Video evidence showed Salamoni shoot Sterling six times after a brief struggle in the parking lot of the Triple S convenience store in north Baton Rouge on July 5, 2016.

Attorneys for the Sterling family said they are troubled by Salamoni's actions before the shooting, and they discussed their concerns with the FBI and Justice Department during a meeting Wednesday at the federal courthouse in Baton Rouge.

“That officer, his first action, his first seconds on the scene, involved un-holstering his gun and putting it to the head of Alton Sterling," said Jason Williams, an attorney for the Sterling family. "I'm very uncomfortable with (the officer) placing a gun and telling a citizen, suspect, perpetrator … that ‘I'm going to f'ing kill you.’”

Corey Amundson, acting attorney for the Middle District of Louisiana, said lethal-force experts determined the officers acted in a reasonable manner confronting an armed suspect.

“At first, they directed Mr. Sterling to put his hands on the hood of the car. When he did not comply, the officers placed their hands on Mr. Sterling, who struggled with and resisted officers," Amundson said Wednesday during a press briefing. “Officer Salamoni then pulled a gun and pointed it at Mr. Sterling's head.

“Immediately after the shooting, video shows Officer Lake go directly to Mr. Sterling's right pocket and retrieve a .38-caliber revolver, which was loaded,” Amundson added.

Williams, who in addition to his role as a criminal-defense attorney sits on the New Orleans City Council, said Salamoni's actions were reckless and illegal.

“It's fairly clear that that officer was the one who was escalating that situation, and the U.S. Attorney talked about the use of force sort of cycling up and down,” Williams said. “I think it was cycling up and down based upon that police officer's mental state and intent."

Amundson admitted that the lethal-force experts did criticize certain aspects of the officers’ techniques and approach.

“Being reckless, escalating a situation that may have been de-escalated -- those things are not a basis under the law for a federal, criminal (or) civil rights prosecution,” Amundson said.

“That's not a technique in any police department,” Williams said. “That is offensive in any police department. It is poor protocol.
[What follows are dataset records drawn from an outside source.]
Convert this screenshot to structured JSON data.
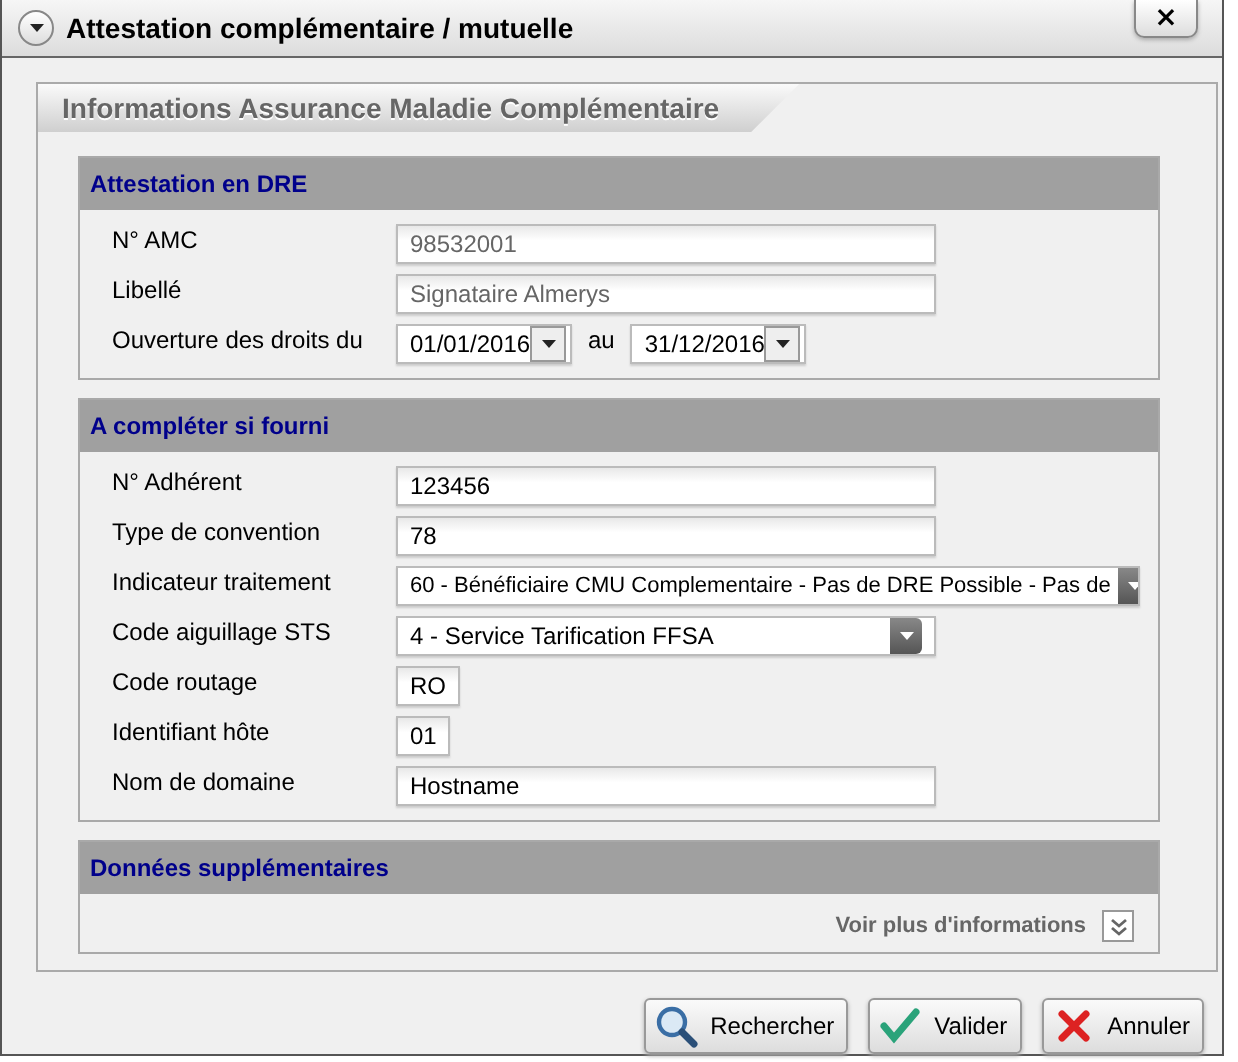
{
  "window": {
    "title": "Attestation complémentaire / mutuelle",
    "close": "×"
  },
  "panel": {
    "title": "Informations Assurance Maladie Complémentaire"
  },
  "sections": [
    {
      "title": "Attestation en DRE",
      "rows": [
        {
          "kind": "text",
          "label": "N° AMC",
          "value": "98532001",
          "disabled": true
        },
        {
          "kind": "text",
          "label": "Libellé",
          "value": "Signataire Almerys",
          "disabled": true
        },
        {
          "kind": "date-range",
          "label": "Ouverture des droits du",
          "from": "01/01/2016",
          "separator": "au",
          "to": "31/12/2016"
        }
      ]
    },
    {
      "title": "A compléter si fourni",
      "rows": [
        {
          "kind": "text",
          "label": "N° Adhérent",
          "value": "123456",
          "disabled": false
        },
        {
          "kind": "text",
          "label": "Type de convention",
          "value": "78",
          "disabled": false
        },
        {
          "kind": "select-wide",
          "label": "Indicateur traitement",
          "value": "60 - Bénéficiaire CMU Complementaire - Pas de DRE Possible - Pas de"
        },
        {
          "kind": "select",
          "label": "Code aiguillage STS",
          "value": "4 - Service Tarification FFSA"
        },
        {
          "kind": "text-short",
          "label": "Code routage",
          "value": "RO",
          "disabled": false
        },
        {
          "kind": "text-short",
          "label": "Identifiant hôte",
          "value": "01",
          "disabled": false
        },
        {
          "kind": "text",
          "label": "Nom de domaine",
          "value": "Hostname",
          "disabled": false
        }
      ]
    },
    {
      "title": "Données supplémentaires",
      "more": "Voir plus d'informations"
    }
  ],
  "buttons": [
    {
      "kind": "search",
      "label": "Rechercher"
    },
    {
      "kind": "ok",
      "label": "Valider"
    },
    {
      "kind": "cancel",
      "label": "Annuler"
    }
  ]
}
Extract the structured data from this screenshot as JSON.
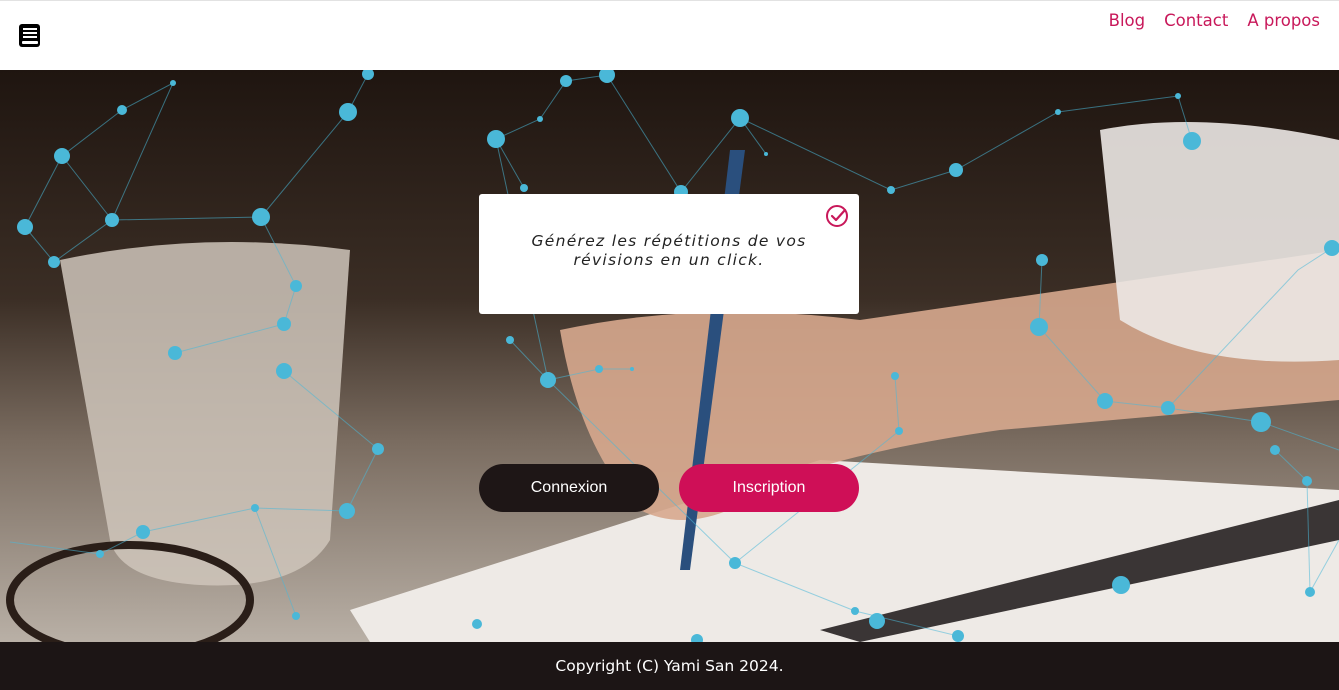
{
  "header": {
    "logo_icon": "book-icon",
    "nav": {
      "blog": "Blog",
      "contact": "Contact",
      "about": "A propos"
    }
  },
  "hero": {
    "tagline": "Générez les répétitions de vos révisions en un click.",
    "tagline_icon": "check-circle-icon",
    "login_label": "Connexion",
    "signup_label": "Inscription"
  },
  "footer": {
    "copyright": "Copyright (C) Yami San 2024."
  },
  "colors": {
    "accent": "#c8185a",
    "signup": "#cf0f57",
    "dark": "#1e1616",
    "network": "#4ab8d8"
  }
}
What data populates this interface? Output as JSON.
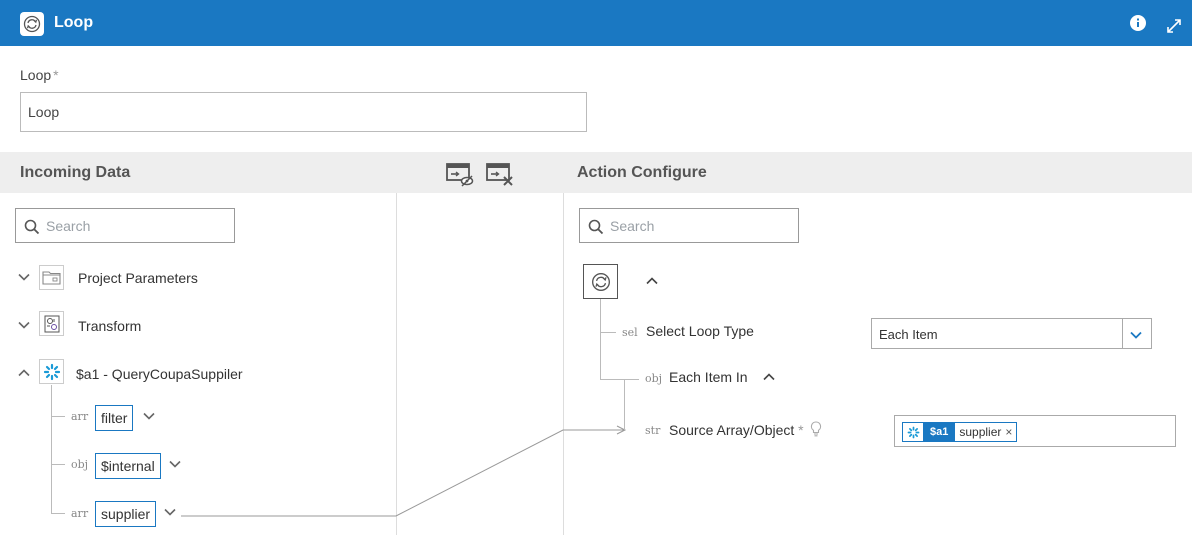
{
  "header": {
    "title": "Loop"
  },
  "loop_field": {
    "label": "Loop",
    "required_mark": "*",
    "value": "Loop"
  },
  "incoming": {
    "title": "Incoming Data",
    "search_placeholder": "Search",
    "nodes": [
      {
        "label": "Project Parameters"
      },
      {
        "label": "Transform"
      },
      {
        "label": "$a1 - QueryCoupaSuppiler"
      }
    ],
    "children": [
      {
        "type": "arr",
        "label": "filter"
      },
      {
        "type": "obj",
        "label": "$internal"
      },
      {
        "type": "arr",
        "label": "supplier"
      }
    ]
  },
  "action": {
    "title": "Action Configure",
    "search_placeholder": "Search",
    "loop_type": {
      "type": "sel",
      "label": "Select Loop Type",
      "value": "Each Item"
    },
    "each_item": {
      "type": "obj",
      "label": "Each Item In"
    },
    "source": {
      "type": "str",
      "label": "Source Array/Object",
      "required_mark": "*",
      "chip_source": "$a1",
      "chip_field": "supplier",
      "chip_remove": "×"
    }
  },
  "colors": {
    "accent": "#1a78c2",
    "header_bg": "#1a78c2",
    "section_bg": "#eeeeee"
  }
}
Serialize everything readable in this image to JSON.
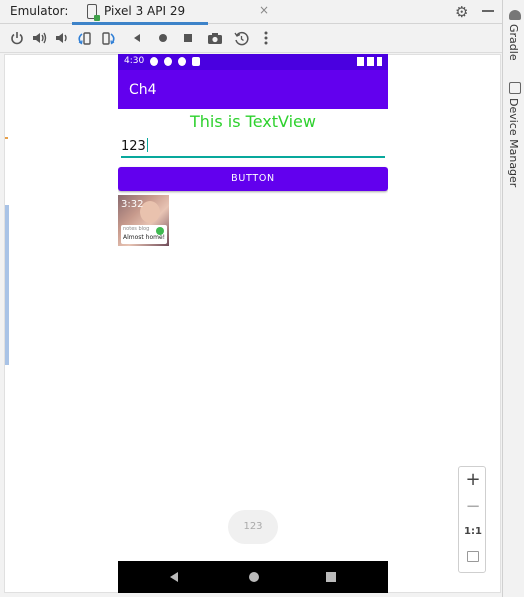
{
  "ide": {
    "tool_window_title": "Emulator:",
    "device_tab": {
      "label": "Pixel 3 API 29",
      "close": "×"
    },
    "right_strip": [
      "Gradle",
      "Device Manager"
    ],
    "colors": {
      "accent": "#3d83c9",
      "panel_bg": "#f2f2f2"
    },
    "toolbar_icons": [
      "power-icon",
      "volume-up-icon",
      "volume-down-icon",
      "rotate-left-icon",
      "rotate-right-icon",
      "back-icon",
      "home-icon",
      "overview-icon",
      "screenshot-icon",
      "snapshot-icon",
      "more-icon"
    ]
  },
  "device": {
    "status_bar": {
      "time": "4:30"
    },
    "app_bar": {
      "title": "Ch4"
    },
    "text_view": {
      "text": "This is TextView",
      "color": "#2ed12e"
    },
    "edit_text": {
      "value": "123"
    },
    "button": {
      "label": "BUTTON",
      "color": "#6200ee"
    },
    "thumbnail": {
      "clock": "3:32",
      "line1": "notes blog",
      "line2": "Almost home!"
    },
    "toast": {
      "text": "123"
    }
  },
  "zoom_controls": {
    "zoom_in": "+",
    "zoom_out": "−",
    "actual_size": "1:1"
  }
}
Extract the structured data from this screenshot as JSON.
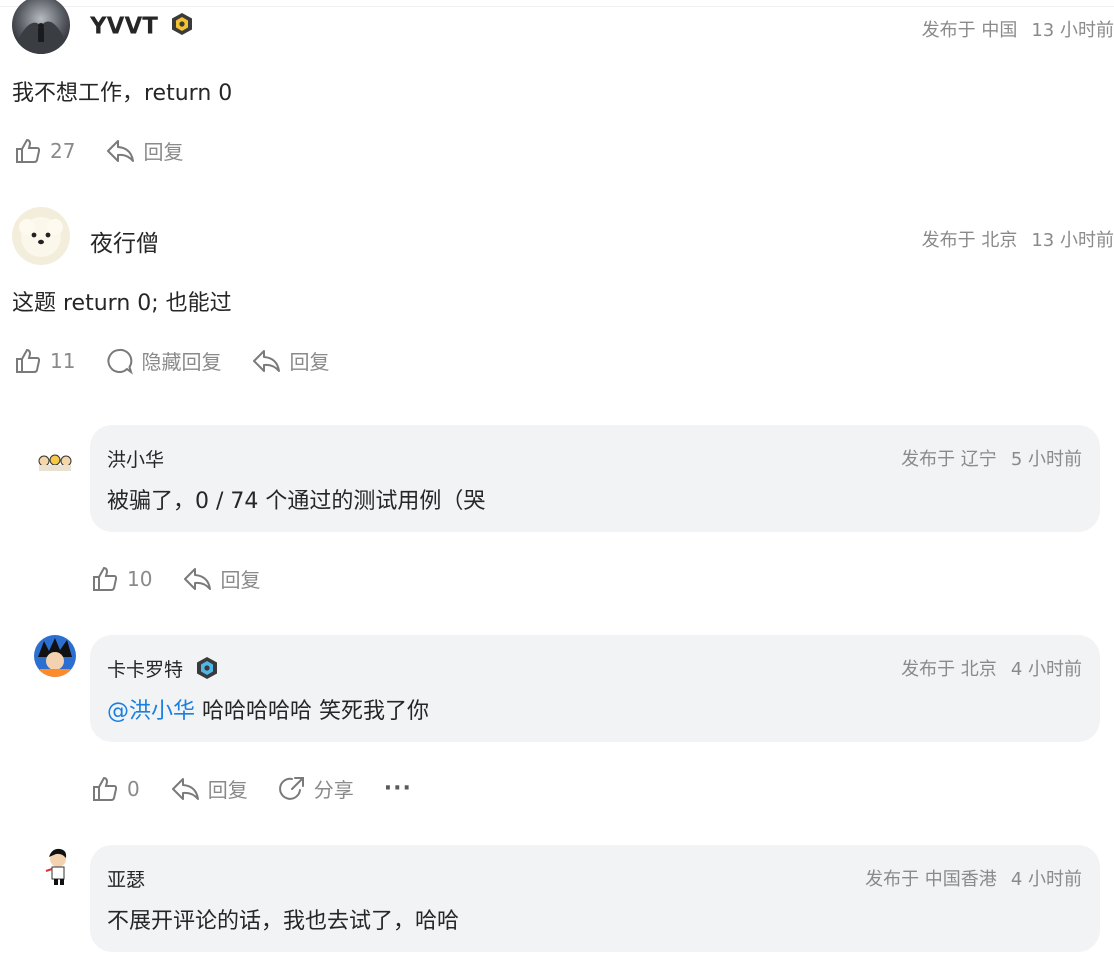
{
  "comments": [
    {
      "username": "YVVT",
      "location": "发布于 中国",
      "time": "13 小时前",
      "text": "我不想工作，return 0",
      "likes": "27",
      "reply_label": "回复"
    },
    {
      "username": "夜行僧",
      "location": "发布于 北京",
      "time": "13 小时前",
      "text": "这题 return 0; 也能过",
      "likes": "11",
      "hide_replies_label": "隐藏回复",
      "reply_label": "回复"
    }
  ],
  "replies": [
    {
      "username": "洪小华",
      "location": "发布于 辽宁",
      "time": "5 小时前",
      "text": "被骗了，0 / 74 个通过的测试用例（哭",
      "likes": "10",
      "reply_label": "回复"
    },
    {
      "username": "卡卡罗特",
      "location": "发布于 北京",
      "time": "4 小时前",
      "mention": "@洪小华",
      "text": " 哈哈哈哈哈 笑死我了你",
      "likes": "0",
      "reply_label": "回复",
      "share_label": "分享",
      "more_label": "···"
    },
    {
      "username": "亚瑟",
      "location": "发布于 中国香港",
      "time": "4 小时前",
      "text": "不展开评论的话，我也去试了，哈哈"
    }
  ],
  "colors": {
    "mention": "#1a7fe0",
    "bubble_bg": "#f2f3f5",
    "muted_text": "#8a8a8a",
    "main_text": "#262626"
  }
}
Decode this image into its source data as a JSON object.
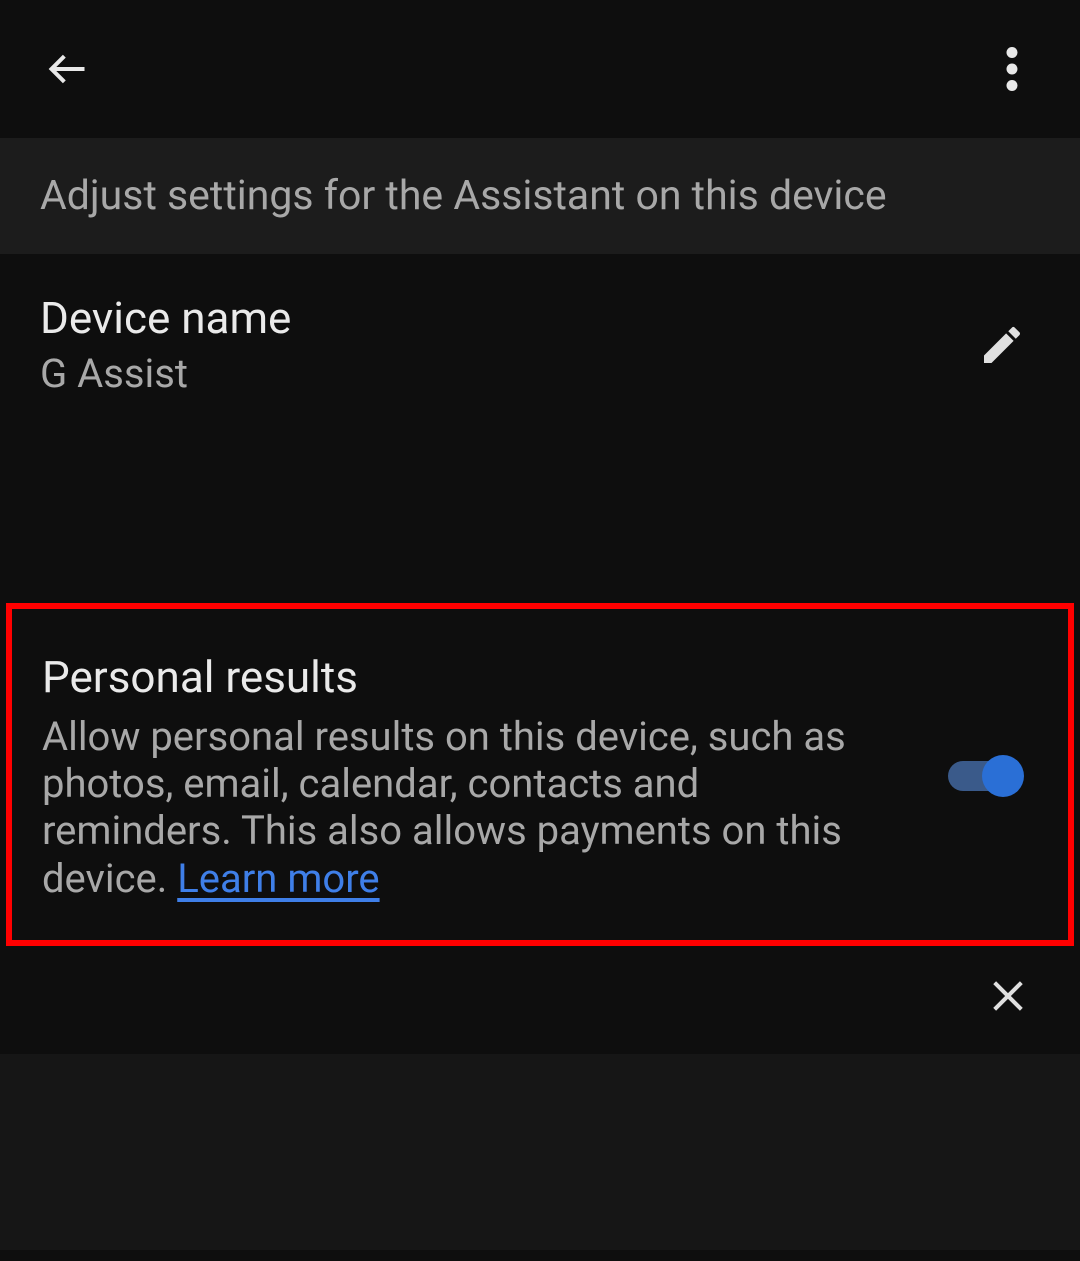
{
  "header": {
    "subtitle": "Adjust settings for the Assistant on this device"
  },
  "device_name": {
    "label": "Device name",
    "value": "G Assist"
  },
  "personal_results": {
    "title": "Personal results",
    "description": "Allow personal results on this device, such as photos, email, calendar, contacts and reminders. This also allows payments on this device. ",
    "learn_more": "Learn more",
    "enabled": true
  },
  "icons": {
    "back": "back-arrow-icon",
    "more": "more-vert-icon",
    "edit": "pencil-icon",
    "close": "close-icon"
  }
}
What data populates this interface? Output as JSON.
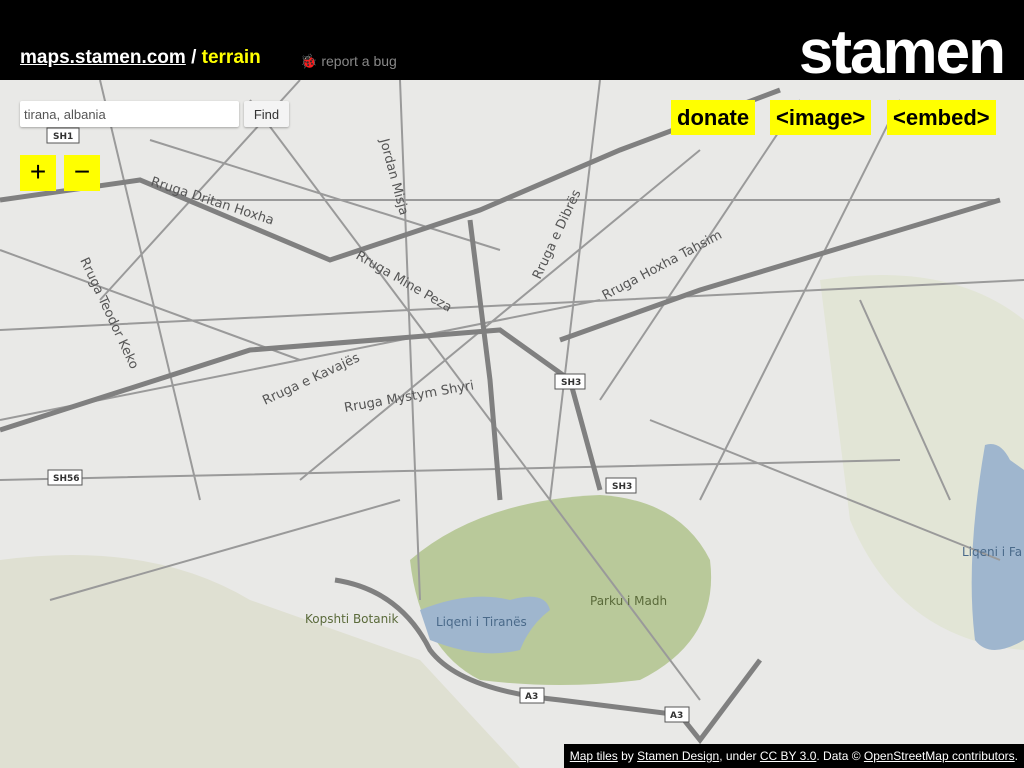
{
  "header": {
    "site_link": "maps.stamen.com",
    "separator": "/",
    "layer": "terrain",
    "report_bug": "report a bug",
    "logo": "stamen"
  },
  "search": {
    "value": "tirana, albania",
    "button": "Find"
  },
  "zoom": {
    "in": "+",
    "out": "−"
  },
  "actions": {
    "donate": "donate",
    "image": "<image>",
    "embed": "<embed>"
  },
  "attribution": {
    "map_tiles": "Map tiles",
    "by": " by ",
    "stamen_design": "Stamen Design",
    "under": ", under ",
    "license": "CC BY 3.0",
    "data": ". Data © ",
    "osm": "OpenStreetMap contributors",
    "end": "."
  },
  "map": {
    "colors": {
      "land": "#e9e9e7",
      "park": "#b9c99a",
      "water": "#9fb6ce",
      "road": "#9a9a9a",
      "major_road": "#7a7a7a"
    },
    "street_labels": [
      "Rruga Dritan Hoxha",
      "Jordan Misja",
      "Rruga e Dibrës",
      "Rruga Hoxha Tahsim",
      "Rruga Mine Peza",
      "Rruga Teodor Keko",
      "Rruga e Kavajës",
      "Rruga Mystym Shyri"
    ],
    "place_labels": [
      "Kopshti Botanik",
      "Liqeni i Tiranës",
      "Parku i Madh",
      "Liqeni i Fa"
    ],
    "shields": [
      "SH1",
      "SH3",
      "SH3",
      "SH56",
      "A3",
      "A3"
    ]
  }
}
It is poor training and it is illegal.”

Sterling family attorneys maintain Salamoni's actions may be the basis for state charges, including malfeasance, negligent homicide and even second-degree murder.

Attorney General Jeff Landry’s office has said it will launch its own investigation into the fatal 90-second confrontation.

Salamoni's attorney John McLindon said he believes the state investigation won't find any wrongdoing on the part of the officers.

“I know that Jeff Landry's Office (is) going to do a thorough investigation, too,” McLindon said. “I think in the end, the results going to be the same.”

There is no timetable for the state investigation into the Sterling shooting.